The study also compared COVID-19 patients taking famotidine to patients not taking the drug..

Patients were classified according to whether they used each particular drug on the day of admission, without checking for previous or continuing use.

This study did not identify famotidine use as superior compared to PPIs, hydroxychloroquine or no drug.
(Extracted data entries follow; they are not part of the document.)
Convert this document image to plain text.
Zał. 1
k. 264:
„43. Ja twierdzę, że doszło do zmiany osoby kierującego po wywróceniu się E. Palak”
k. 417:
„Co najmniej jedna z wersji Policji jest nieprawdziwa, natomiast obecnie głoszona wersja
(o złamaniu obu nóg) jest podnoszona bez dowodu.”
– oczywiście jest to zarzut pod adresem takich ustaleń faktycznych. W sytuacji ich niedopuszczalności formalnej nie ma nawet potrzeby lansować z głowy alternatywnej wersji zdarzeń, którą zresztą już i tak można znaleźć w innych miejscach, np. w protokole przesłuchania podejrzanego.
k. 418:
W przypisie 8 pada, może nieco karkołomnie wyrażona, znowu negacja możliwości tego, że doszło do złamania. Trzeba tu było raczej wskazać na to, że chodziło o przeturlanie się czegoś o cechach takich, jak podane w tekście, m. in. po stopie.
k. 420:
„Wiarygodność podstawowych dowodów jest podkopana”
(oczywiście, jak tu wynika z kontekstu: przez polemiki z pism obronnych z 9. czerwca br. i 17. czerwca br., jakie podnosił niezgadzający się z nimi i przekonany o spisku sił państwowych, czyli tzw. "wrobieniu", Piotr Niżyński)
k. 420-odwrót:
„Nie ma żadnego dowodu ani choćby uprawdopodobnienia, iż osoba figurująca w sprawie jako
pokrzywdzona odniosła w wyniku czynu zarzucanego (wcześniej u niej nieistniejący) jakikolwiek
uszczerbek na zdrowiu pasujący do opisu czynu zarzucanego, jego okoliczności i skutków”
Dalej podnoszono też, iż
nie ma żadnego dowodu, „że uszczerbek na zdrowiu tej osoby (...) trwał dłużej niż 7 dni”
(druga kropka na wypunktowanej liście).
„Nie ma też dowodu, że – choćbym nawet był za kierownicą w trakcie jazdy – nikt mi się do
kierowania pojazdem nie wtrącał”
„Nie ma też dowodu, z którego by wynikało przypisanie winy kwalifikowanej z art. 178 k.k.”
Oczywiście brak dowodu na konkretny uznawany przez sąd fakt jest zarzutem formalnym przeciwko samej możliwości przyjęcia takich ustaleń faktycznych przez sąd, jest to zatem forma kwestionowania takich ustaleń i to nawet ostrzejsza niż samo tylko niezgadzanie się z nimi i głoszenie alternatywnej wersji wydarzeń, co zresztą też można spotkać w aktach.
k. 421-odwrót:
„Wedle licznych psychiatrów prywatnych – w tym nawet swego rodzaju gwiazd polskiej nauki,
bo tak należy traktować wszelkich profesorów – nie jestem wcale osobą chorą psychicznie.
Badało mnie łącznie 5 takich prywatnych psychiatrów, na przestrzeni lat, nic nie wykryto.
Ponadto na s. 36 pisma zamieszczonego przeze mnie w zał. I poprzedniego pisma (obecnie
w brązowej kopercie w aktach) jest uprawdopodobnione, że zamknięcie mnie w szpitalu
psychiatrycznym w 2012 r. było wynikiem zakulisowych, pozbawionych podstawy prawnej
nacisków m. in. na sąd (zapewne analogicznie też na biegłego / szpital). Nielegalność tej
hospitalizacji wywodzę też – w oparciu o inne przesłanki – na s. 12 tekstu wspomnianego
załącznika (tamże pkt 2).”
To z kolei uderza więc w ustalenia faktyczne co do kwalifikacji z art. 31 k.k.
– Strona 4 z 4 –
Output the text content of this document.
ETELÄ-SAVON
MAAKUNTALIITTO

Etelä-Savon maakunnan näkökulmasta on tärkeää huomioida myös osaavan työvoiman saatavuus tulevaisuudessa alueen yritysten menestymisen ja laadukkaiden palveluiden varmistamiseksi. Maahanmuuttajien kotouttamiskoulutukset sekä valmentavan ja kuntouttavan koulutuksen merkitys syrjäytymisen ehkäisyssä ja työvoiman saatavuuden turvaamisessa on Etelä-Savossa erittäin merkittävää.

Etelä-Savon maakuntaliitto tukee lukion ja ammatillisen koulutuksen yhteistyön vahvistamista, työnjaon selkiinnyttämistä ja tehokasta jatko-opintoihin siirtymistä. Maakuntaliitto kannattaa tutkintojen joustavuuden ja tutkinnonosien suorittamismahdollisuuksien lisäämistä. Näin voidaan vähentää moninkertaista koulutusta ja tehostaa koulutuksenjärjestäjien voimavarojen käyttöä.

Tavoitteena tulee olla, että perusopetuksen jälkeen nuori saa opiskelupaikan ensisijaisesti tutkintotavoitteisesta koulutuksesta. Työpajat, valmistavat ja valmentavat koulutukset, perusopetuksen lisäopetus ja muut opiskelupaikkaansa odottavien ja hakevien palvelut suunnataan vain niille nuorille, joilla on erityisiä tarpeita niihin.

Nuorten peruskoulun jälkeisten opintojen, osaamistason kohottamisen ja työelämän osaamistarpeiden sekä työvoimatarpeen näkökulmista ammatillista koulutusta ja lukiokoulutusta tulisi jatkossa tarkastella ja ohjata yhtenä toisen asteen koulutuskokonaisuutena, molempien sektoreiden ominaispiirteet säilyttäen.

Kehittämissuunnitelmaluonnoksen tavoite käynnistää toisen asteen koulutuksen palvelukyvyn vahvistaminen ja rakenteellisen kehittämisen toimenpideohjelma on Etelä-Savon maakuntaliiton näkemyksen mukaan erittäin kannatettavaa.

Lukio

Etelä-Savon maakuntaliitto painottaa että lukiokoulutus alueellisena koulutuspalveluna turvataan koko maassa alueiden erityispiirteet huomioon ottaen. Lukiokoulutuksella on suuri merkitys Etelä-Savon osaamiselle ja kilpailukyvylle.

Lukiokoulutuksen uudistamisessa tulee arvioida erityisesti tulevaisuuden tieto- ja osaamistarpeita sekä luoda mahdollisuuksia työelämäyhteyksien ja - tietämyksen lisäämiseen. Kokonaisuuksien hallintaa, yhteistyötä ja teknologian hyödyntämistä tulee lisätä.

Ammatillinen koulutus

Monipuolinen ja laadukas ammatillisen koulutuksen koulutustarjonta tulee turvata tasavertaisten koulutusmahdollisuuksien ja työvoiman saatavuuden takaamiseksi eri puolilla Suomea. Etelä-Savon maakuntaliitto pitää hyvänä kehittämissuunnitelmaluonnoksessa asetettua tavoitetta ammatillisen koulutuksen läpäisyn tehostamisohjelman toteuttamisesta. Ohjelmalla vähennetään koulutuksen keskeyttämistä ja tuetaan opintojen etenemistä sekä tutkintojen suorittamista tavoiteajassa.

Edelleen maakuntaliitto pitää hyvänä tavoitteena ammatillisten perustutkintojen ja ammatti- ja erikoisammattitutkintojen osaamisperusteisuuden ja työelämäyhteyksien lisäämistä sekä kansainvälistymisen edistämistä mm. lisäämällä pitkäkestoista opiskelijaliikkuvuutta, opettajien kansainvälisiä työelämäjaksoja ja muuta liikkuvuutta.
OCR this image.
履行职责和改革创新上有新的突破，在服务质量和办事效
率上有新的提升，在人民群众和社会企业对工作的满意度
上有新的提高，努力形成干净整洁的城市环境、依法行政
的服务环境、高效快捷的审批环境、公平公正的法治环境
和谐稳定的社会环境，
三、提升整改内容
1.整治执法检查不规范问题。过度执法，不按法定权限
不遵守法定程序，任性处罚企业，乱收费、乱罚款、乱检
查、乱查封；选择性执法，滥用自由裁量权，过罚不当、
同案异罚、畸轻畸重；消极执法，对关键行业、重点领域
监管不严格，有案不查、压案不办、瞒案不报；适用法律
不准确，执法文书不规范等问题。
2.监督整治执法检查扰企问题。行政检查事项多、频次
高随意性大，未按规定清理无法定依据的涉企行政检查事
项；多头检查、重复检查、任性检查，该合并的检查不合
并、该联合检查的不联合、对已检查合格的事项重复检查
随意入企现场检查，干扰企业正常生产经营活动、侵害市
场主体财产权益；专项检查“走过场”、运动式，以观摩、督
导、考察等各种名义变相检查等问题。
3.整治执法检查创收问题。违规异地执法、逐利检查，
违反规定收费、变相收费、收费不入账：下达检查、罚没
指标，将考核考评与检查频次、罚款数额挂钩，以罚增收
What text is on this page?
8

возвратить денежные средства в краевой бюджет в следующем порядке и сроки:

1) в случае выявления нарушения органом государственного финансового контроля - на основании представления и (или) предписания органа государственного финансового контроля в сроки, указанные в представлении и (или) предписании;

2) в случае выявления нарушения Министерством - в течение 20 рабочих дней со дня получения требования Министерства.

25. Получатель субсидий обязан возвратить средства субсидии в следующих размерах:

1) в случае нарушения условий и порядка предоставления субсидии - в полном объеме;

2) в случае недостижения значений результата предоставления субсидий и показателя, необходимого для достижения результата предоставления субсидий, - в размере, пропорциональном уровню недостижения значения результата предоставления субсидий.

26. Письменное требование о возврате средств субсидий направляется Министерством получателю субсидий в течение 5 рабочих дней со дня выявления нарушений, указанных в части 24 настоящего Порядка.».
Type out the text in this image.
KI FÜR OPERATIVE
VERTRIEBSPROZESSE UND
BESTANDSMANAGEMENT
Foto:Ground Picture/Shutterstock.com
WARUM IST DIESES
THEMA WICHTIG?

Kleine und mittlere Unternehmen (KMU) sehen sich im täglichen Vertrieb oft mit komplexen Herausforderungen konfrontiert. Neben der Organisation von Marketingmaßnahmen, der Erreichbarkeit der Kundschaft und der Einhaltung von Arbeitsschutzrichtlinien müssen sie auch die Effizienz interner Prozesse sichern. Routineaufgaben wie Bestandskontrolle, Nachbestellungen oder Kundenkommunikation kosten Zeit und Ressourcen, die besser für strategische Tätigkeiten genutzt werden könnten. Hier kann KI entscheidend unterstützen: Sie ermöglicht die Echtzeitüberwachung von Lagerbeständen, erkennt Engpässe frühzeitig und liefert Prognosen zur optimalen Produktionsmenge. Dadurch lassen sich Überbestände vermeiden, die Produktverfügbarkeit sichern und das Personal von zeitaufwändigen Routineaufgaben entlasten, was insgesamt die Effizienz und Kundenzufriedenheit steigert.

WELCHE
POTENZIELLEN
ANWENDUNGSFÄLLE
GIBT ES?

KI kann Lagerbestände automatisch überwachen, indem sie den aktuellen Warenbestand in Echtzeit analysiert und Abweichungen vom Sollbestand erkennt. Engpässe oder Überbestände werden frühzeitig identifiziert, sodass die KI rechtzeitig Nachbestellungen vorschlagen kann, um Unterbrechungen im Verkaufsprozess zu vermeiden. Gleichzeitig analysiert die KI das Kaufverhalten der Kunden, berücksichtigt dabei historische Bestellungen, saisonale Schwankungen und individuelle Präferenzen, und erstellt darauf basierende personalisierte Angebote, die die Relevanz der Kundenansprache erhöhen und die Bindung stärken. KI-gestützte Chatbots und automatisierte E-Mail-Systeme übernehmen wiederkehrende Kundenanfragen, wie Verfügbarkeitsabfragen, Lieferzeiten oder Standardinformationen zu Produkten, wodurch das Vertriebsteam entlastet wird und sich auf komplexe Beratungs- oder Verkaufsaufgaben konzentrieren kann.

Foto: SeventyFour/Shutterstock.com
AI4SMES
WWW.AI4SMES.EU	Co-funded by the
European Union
American Journal of Gastroenterology

Publication Date: April 1, 2021
Peer Reviewed: Yes
Publication Type: Original | Clinical Retrospective
DOI: https://www.doi.org/10.14309/ajg.0000000000001153

Comparative Effectiveness of Famotidine in Hospitalized COVID-19 Patients

Azza Shoaibi, Stephen Patrick Fortin, Rachel Weinstein, Jesse A. Berlin, Patrick Ryan

Abstract

Introduction:
Famotidine has been posited as a potential treatment for coronavirus disease 2019 (COVID-19). We compared the incidence of COVID-19 outcomes (i.e., death and death or intensive services use) among hospitalized famotidine users vs proton pump inhibitors (PPIs) users, hydroxychloroquine users, or famotidine nonusers separately.

Methods:
We constructed a retrospective cohort study using data from COVID-19 Premier Hospital electronic health records. The study population was COVID-19 hospitalized patients aged 18 years or older. Famotidine, PPI, and hydroxychloroquine exposure groups were defined as patients dispensed any medication containing 1 of the 3 drugs on the day of admission. The famotidine nonuser group was derived from the same source population with no history of exposure to any drug with famotidine as an active ingredient before or on the day of admission. Time at risk was defined based on the intention-to-treat principle starting 1 day after admission to 30 days after admission. For each study comparison group, we fit a propensity score model through large-scale regularized logistic regression. The outcome was modeled using a survival model.

Results:
We identified 2,193 users of PPI, 5,950 users of the hydroxychloroquine, 1,816 users of famotidine, and 26,820 nonfamotidine users. After propensity score stratification, the hazard ratios (HRs) for death were as follows: famotidine vs no famotidine HR 1.03 (0.89-1.18), vs PPIs: HR 1.14 (0.94-1.39), and vs hydroxychloroquine: 1.03 (0.85-1.24). Similar results were observed for the risk of death or intensive services use.

Discussion:
We found no evidence of a reduced risk of COVID-19 outcomes among hospitalized COVID-19 patients who used famotidine compared with those who did not or compared with PPI or hydroxychloroquine users.